Чиун слушал своего заместителя, смежив веки. Его буквально распирало от гордости, и теперь он походил на надутого, самодовольного индюка.
– Как хорошо вновь оказаться среди своего народа! – произнес мастер. – Я привел с собой своего приемного сына Римо, с которым ты уже знаком.
Римо равнодушно скрестил руки на груди, полагая, что на него не обратят внимания. Однако ожидания не оправдались: жители деревни обступили его и принялись оглядывать с головы до ног. В их раскосых глазах угадывалось недоверие.
Пуллянг повернулся к мастеру Синанджу:
– Он все еще белый.
– Всмотрись в его глаза.
Снова поймав на себе пристальный взгляд, Римо нахмурился.

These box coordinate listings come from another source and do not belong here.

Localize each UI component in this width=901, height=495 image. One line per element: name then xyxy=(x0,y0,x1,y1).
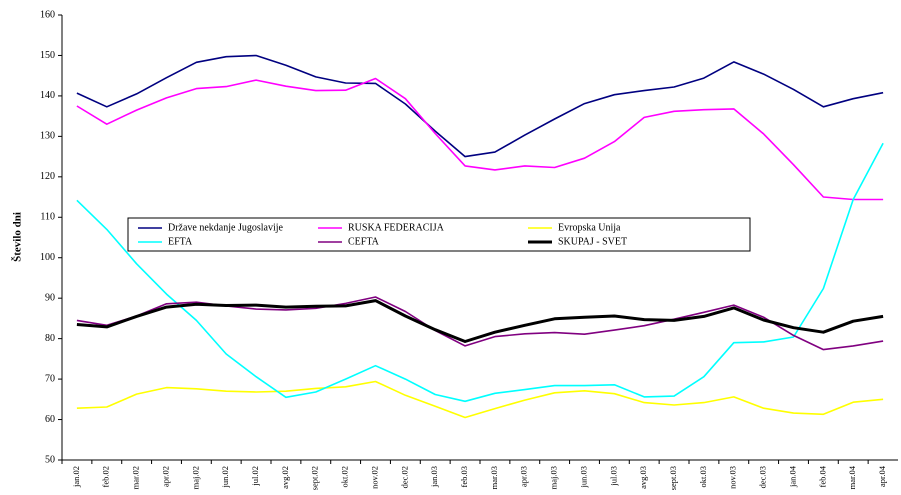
x-tick-label: avg.03 xyxy=(638,466,648,489)
x-tick-label: feb.03 xyxy=(459,466,469,487)
y-tick-label: 90 xyxy=(45,292,55,303)
x-tick-label: okt.03 xyxy=(698,466,708,488)
legend-label: Evropska Unija xyxy=(558,222,621,233)
series-line xyxy=(76,77,884,201)
legend-label: Države nekdanje Jugoslavije xyxy=(168,222,284,233)
x-tick-label: sept.03 xyxy=(668,466,678,490)
x-tick-label: jan.03 xyxy=(429,466,439,488)
x-tick-label: jul.02 xyxy=(250,466,260,487)
series-line xyxy=(76,380,884,419)
x-tick-label: feb.02 xyxy=(101,466,111,487)
x-tick-label: dec.02 xyxy=(399,466,409,488)
x-tick-label: jun.02 xyxy=(220,466,230,489)
x-tick-label: avg.02 xyxy=(280,466,290,489)
x-tick-label: mar.03 xyxy=(489,466,499,489)
x-tick-label: okt.02 xyxy=(340,466,350,488)
series-line xyxy=(76,54,884,158)
series-line xyxy=(76,142,884,403)
y-tick-label: 110 xyxy=(40,212,55,223)
y-tick-label: 150 xyxy=(40,50,55,61)
y-tick-label: 120 xyxy=(40,171,55,182)
x-tick-label: maj.03 xyxy=(549,466,559,489)
legend-label: RUSKA FEDERACIJA xyxy=(348,222,445,233)
y-tick-label: 50 xyxy=(45,454,55,465)
x-tick-label: apr.03 xyxy=(519,466,529,487)
y-tick-label: 80 xyxy=(45,333,55,344)
x-tick-label: mar.04 xyxy=(847,465,857,489)
x-tick-label: apr.04 xyxy=(877,465,887,487)
y-tick-label: 140 xyxy=(40,90,55,101)
legend-box xyxy=(127,217,751,252)
x-tick-label: dec.03 xyxy=(758,466,768,488)
legend-label: EFTA xyxy=(168,236,193,247)
x-tick-label: mar.02 xyxy=(131,466,141,489)
x-tick-label: jul.03 xyxy=(608,466,618,487)
y-tick-label: 130 xyxy=(40,131,55,142)
y-tick-label: 60 xyxy=(45,414,55,425)
y-tick-label: 100 xyxy=(40,252,55,263)
x-tick-label: jan.02 xyxy=(71,466,81,488)
x-tick-label: sept.02 xyxy=(310,466,320,490)
y-tick-label: 70 xyxy=(45,373,55,384)
x-tick-label: apr.02 xyxy=(160,466,170,487)
x-tick-label: feb.04 xyxy=(817,465,827,487)
legend-label: CEFTA xyxy=(348,236,380,247)
x-tick-label: jan.04 xyxy=(787,465,797,488)
x-tick-label: nov.03 xyxy=(728,466,738,489)
y-tick-label: 160 xyxy=(40,9,55,20)
y-axis-label: Število dni xyxy=(11,212,24,262)
x-tick-label: jun.03 xyxy=(578,466,588,489)
legend-label: SKUPAJ - SVET xyxy=(558,236,627,247)
x-tick-label: nov.02 xyxy=(369,466,379,489)
x-tick-label: maj.02 xyxy=(190,466,200,489)
series-line xyxy=(76,299,884,343)
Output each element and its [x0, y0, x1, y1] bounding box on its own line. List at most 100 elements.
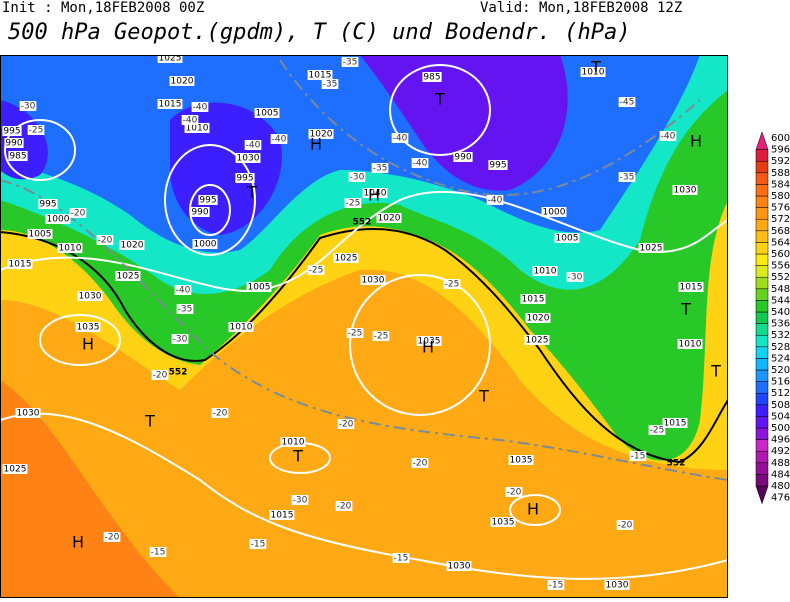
- temperature-label: -40: [176, 286, 191, 296]
- colorbar-segment: [755, 218, 769, 232]
- temperature-label: -20: [105, 533, 120, 543]
- pressure-label-box: [45, 214, 71, 224]
- temperature-label-box: [176, 304, 194, 314]
- temperature-label: -30: [568, 273, 583, 283]
- temperature-label: -20: [507, 488, 522, 498]
- temperature-label-box: [443, 279, 461, 289]
- valid-time: Valid: Mon,18FEB2008 12Z: [480, 0, 682, 16]
- colorbar-label: 528: [771, 342, 790, 353]
- temperature-label-box: [618, 172, 636, 182]
- pressure-label-box: [157, 99, 183, 109]
- temperature-label: -35: [178, 305, 193, 315]
- pressure-label: 1020: [171, 77, 194, 87]
- init-time: Init : Mon,18FEB2008 00Z: [2, 0, 204, 16]
- pressure-label-box: [520, 294, 546, 304]
- temperature-label-box: [249, 539, 267, 549]
- pressure-center: H: [527, 500, 539, 519]
- isobar: [39, 314, 121, 366]
- colorbar-label: 532: [771, 330, 790, 341]
- colorbar-segment: [755, 184, 769, 197]
- pressure-label: 1015: [271, 511, 294, 521]
- pressure-label: 1030: [448, 562, 471, 572]
- temperature-label-box: [19, 101, 37, 111]
- contour-label: 552: [169, 368, 188, 378]
- pressure-label: 1035: [77, 323, 100, 333]
- colorbar-label: 584: [771, 179, 790, 190]
- pressure-label-box: [119, 240, 145, 250]
- temperature-label: -40: [661, 132, 676, 142]
- temperature-label: -40: [393, 134, 408, 144]
- pressure-label: 1015: [309, 71, 332, 81]
- pressure-label-box: [678, 282, 704, 292]
- temperature-label-box: [191, 102, 209, 112]
- isobar: [349, 274, 491, 416]
- colorbar-label: 540: [771, 307, 790, 318]
- colorbar-segment: [755, 149, 769, 162]
- pressure-label-box: [604, 580, 630, 590]
- pressure-label: 990: [5, 139, 22, 149]
- colorbar-segment: [755, 253, 769, 266]
- colorbar: 4764804844884924965005045085125165205245…: [755, 131, 790, 505]
- pressure-label: 1010: [186, 124, 209, 134]
- isobar: [509, 494, 561, 526]
- temperature-label-box: [335, 501, 353, 511]
- pressure-label-box: [198, 195, 218, 205]
- temperature-label-box: [648, 425, 666, 435]
- temperature-label: -40: [488, 196, 503, 206]
- colorbar-label: 488: [771, 458, 790, 469]
- temperature-label: -25: [309, 266, 324, 276]
- colorbar-label: 504: [771, 411, 790, 422]
- temperature-label-box: [69, 208, 87, 218]
- pressure-label: 1000: [47, 215, 70, 225]
- temperature-label: -40: [413, 159, 428, 169]
- pressure-label-box: [638, 243, 664, 253]
- colorbar-label: 508: [771, 400, 790, 411]
- pressure-label-box: [269, 510, 295, 520]
- isobar: [189, 184, 231, 236]
- temperature-label: -30: [350, 173, 365, 183]
- temperature-label: -40: [193, 103, 208, 113]
- pressure-label-box: [446, 561, 472, 571]
- pressure-label: 1025: [640, 244, 663, 254]
- colorbar-segment: [755, 276, 769, 290]
- pressure-label: 1025: [4, 465, 27, 475]
- colorbar-label: 500: [771, 423, 790, 434]
- colorbar-cap: [755, 485, 769, 505]
- temperature-label-box: [291, 495, 309, 505]
- temperature-label-box: [486, 195, 504, 205]
- pressure-label-box: [307, 70, 333, 80]
- temperature-label: -35: [373, 164, 388, 174]
- temperature-label-box: [392, 553, 410, 563]
- cold-core-north: [360, 55, 568, 191]
- colorbar-segment: [755, 323, 769, 336]
- pressure-label-box: [4, 138, 24, 148]
- pressure-label: 1035: [418, 337, 441, 347]
- pressure-label: 1005: [256, 109, 279, 119]
- cold-core-west: [170, 102, 282, 235]
- pressure-label-box: [157, 55, 183, 63]
- colorbar-segment: [755, 381, 769, 394]
- pressure-center: T: [590, 58, 601, 77]
- colorbar-label: 596: [771, 145, 790, 156]
- temperature-label-box: [307, 265, 325, 275]
- pressure-label-box: [192, 239, 218, 249]
- temperature-label-box: [616, 520, 634, 530]
- pressure-label-box: [672, 185, 698, 195]
- colorbar-segment: [755, 172, 769, 185]
- pressure-label-box: [525, 313, 551, 323]
- temperature-label-box: [547, 580, 565, 590]
- colorbar-label: 564: [771, 237, 790, 248]
- pressure-label: 1030: [17, 409, 40, 419]
- pressure-label-box: [27, 229, 53, 239]
- colorbar-label: 576: [771, 203, 790, 214]
- colorbar-label: 600: [771, 133, 790, 144]
- temperature-label: -20: [153, 371, 168, 381]
- contour-label: 552: [353, 218, 372, 228]
- temperature-label: -25: [650, 426, 665, 436]
- temperature-label: -15: [251, 540, 266, 550]
- temperature-label-box: [346, 328, 364, 338]
- pressure-center: H: [690, 132, 702, 151]
- isobar: [4, 119, 76, 181]
- temperature-label: -40: [246, 141, 261, 151]
- pressure-label: 1010: [282, 438, 305, 448]
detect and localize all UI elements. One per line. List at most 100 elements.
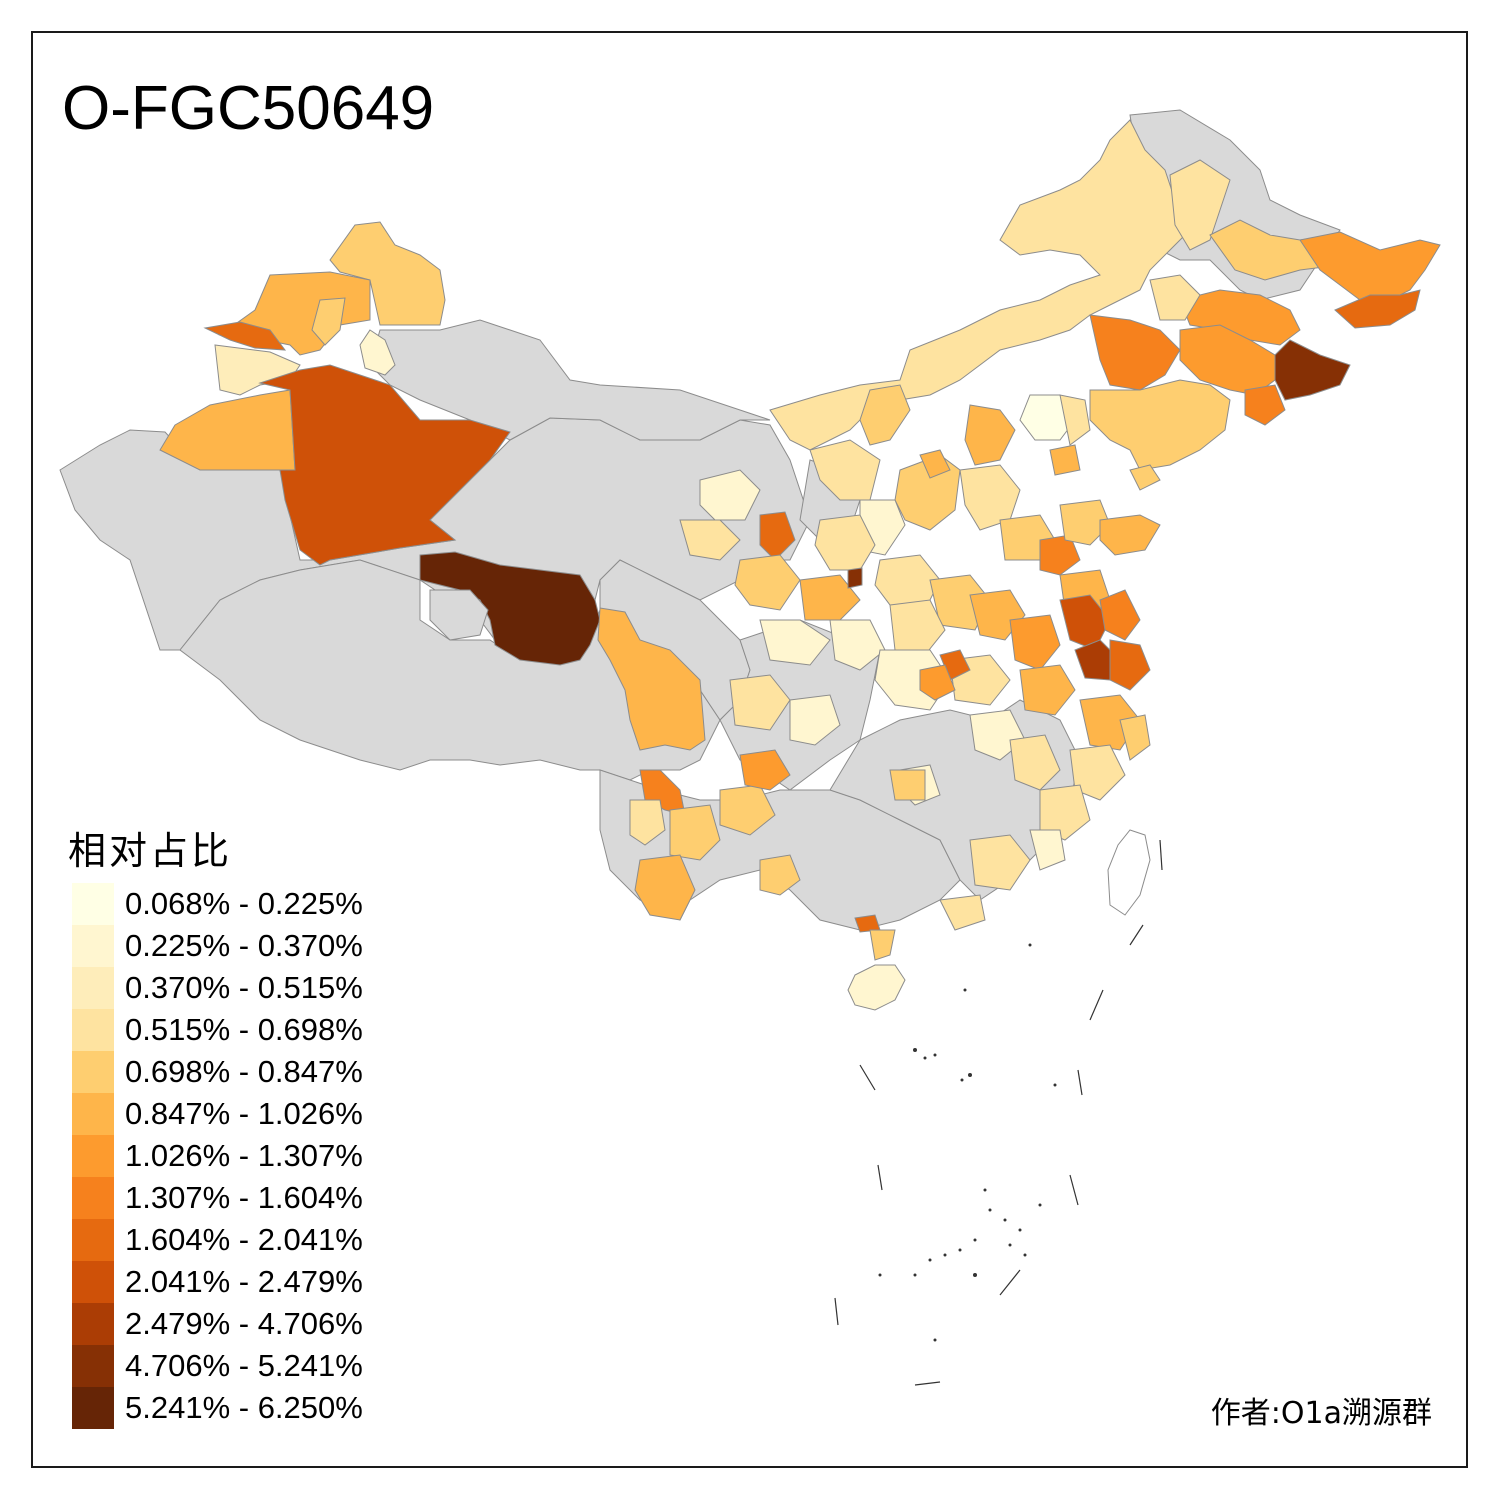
region-zhanjiang — [854, 914, 881, 933]
south-china-sea-islands — [878, 943, 1057, 1342]
legend-item: 0.370% - 0.515% — [72, 967, 412, 1009]
legend-item: 0.847% - 1.026% — [72, 1093, 412, 1135]
region-tonghua — [1244, 384, 1286, 426]
region-lanzhou — [699, 469, 761, 521]
legend-label: 1.026% - 1.307% — [125, 1138, 363, 1173]
legend-item: 0.698% - 0.847% — [72, 1051, 412, 1093]
region-tianshui — [734, 554, 801, 611]
region-xiaogan — [919, 664, 956, 701]
map-title: O-FGC50649 — [62, 74, 435, 143]
region-ningxia — [759, 511, 796, 561]
legend-label: 0.515% - 0.698% — [125, 1012, 363, 1047]
legend-swatch — [72, 1219, 114, 1261]
legend-label: 0.370% - 0.515% — [125, 970, 363, 1005]
legend-swatch — [72, 1051, 114, 1093]
region-anhui-north — [1009, 614, 1061, 671]
region-guangzhou — [969, 834, 1031, 891]
legend-item: 1.604% - 2.041% — [72, 1219, 412, 1261]
region-mudanjiang — [1334, 289, 1421, 329]
region-suihua — [1149, 274, 1201, 321]
legend-swatch — [72, 1177, 114, 1219]
region-zunyi — [739, 749, 791, 791]
legend-swatch — [72, 1261, 114, 1303]
map-frame — [31, 31, 1468, 1468]
region-tangshan — [1049, 444, 1081, 476]
legend-item: 0.515% - 0.698% — [72, 1009, 412, 1051]
legend-swatch — [72, 1009, 114, 1051]
region-heilongjiang — [1169, 159, 1231, 251]
region-taiwan — [1107, 829, 1151, 916]
author-credit: 作者:O1a溯源群 — [1210, 1396, 1432, 1431]
region-liaoning — [1089, 379, 1231, 471]
region-yanbian — [1274, 339, 1351, 401]
region-xishuangbanna — [634, 854, 696, 921]
legend-swatch — [72, 1387, 114, 1429]
region-karamay — [311, 297, 346, 346]
region-hohhot — [859, 384, 911, 446]
region-bortala — [203, 321, 287, 351]
legend-title: 相对占比 — [68, 829, 233, 873]
legend-label: 0.068% - 0.225% — [125, 886, 363, 921]
region-shangluo — [829, 619, 886, 671]
region-tibet — [179, 559, 721, 781]
region-qingdao — [1099, 514, 1161, 556]
region-nanchang — [1009, 734, 1061, 791]
legend-label: 2.041% - 2.479% — [125, 1264, 363, 1299]
legend-label: 1.604% - 2.041% — [125, 1222, 363, 1257]
legend-label: 5.241% - 6.250% — [125, 1390, 363, 1425]
legend-label: 2.479% - 4.706% — [125, 1306, 363, 1341]
region-zhangjiakou — [964, 404, 1016, 466]
region-mongolia-west — [369, 319, 771, 441]
region-hechi — [889, 769, 926, 801]
region-shantou — [1029, 829, 1066, 871]
region-xian — [799, 574, 861, 621]
legend-item: 2.041% - 2.479% — [72, 1261, 412, 1303]
legend-label: 4.706% - 5.241% — [125, 1348, 363, 1383]
region-luoyang — [889, 599, 946, 656]
legend-swatch — [72, 1345, 114, 1387]
legend-swatch — [72, 925, 114, 967]
region-xuzhou — [1059, 594, 1111, 651]
region-bayingol — [258, 364, 511, 566]
region-altay — [329, 221, 446, 326]
region-chengde — [1059, 394, 1091, 446]
region-taiyuan — [919, 449, 951, 479]
region-shuangyashan — [1299, 231, 1441, 301]
region-ngari-lake — [429, 589, 489, 641]
region-hanzhong — [759, 619, 831, 666]
legend-item: 2.479% - 4.706% — [72, 1303, 412, 1345]
region-shenzhen — [939, 894, 986, 931]
region-inner-mongolia — [769, 119, 1191, 451]
region-kunming — [669, 804, 721, 861]
legend-item: 5.241% - 6.250% — [72, 1387, 412, 1429]
region-fuzhou — [1039, 784, 1091, 841]
region-yancheng — [1099, 589, 1141, 641]
region-dalian — [1129, 464, 1161, 491]
region-changji — [359, 329, 396, 376]
region-ningbo — [1119, 714, 1151, 761]
region-guangxi — [759, 854, 801, 896]
region-chengdu — [729, 674, 791, 731]
region-chamdo — [597, 607, 706, 751]
legend-swatch — [72, 1135, 114, 1177]
region-leizhou — [869, 929, 896, 961]
legend-item: 1.307% - 1.604% — [72, 1177, 412, 1219]
legend-item: 0.225% - 0.370% — [72, 925, 412, 967]
legend-item: 1.026% - 1.307% — [72, 1135, 412, 1177]
region-baiyin — [679, 519, 741, 561]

– Ты не находишь, что в них стало больше корейского? – спросил Чиун.
– Ерунда! – буркнул Римо.
– Что-то есть, – признал Пуллянг.
– Вряд ли, – возразил Римо.
– Да, теперь я вижу, от него исходит корейский дух, – заключил Пуллянг. Остальные согласно закивали.
– Со мной он почти изжил в себе христианское начало, – добавил Чиун.
Лица его земляков просветлели, кое-кто даже зааплодировал.
– Еще несколько лет под солнцем Кореи, и его кожа будет такой же золотистой, как твоя или моя, – продолжал Верховный мастер.
Римо фыркнул:
– Чушь собачья!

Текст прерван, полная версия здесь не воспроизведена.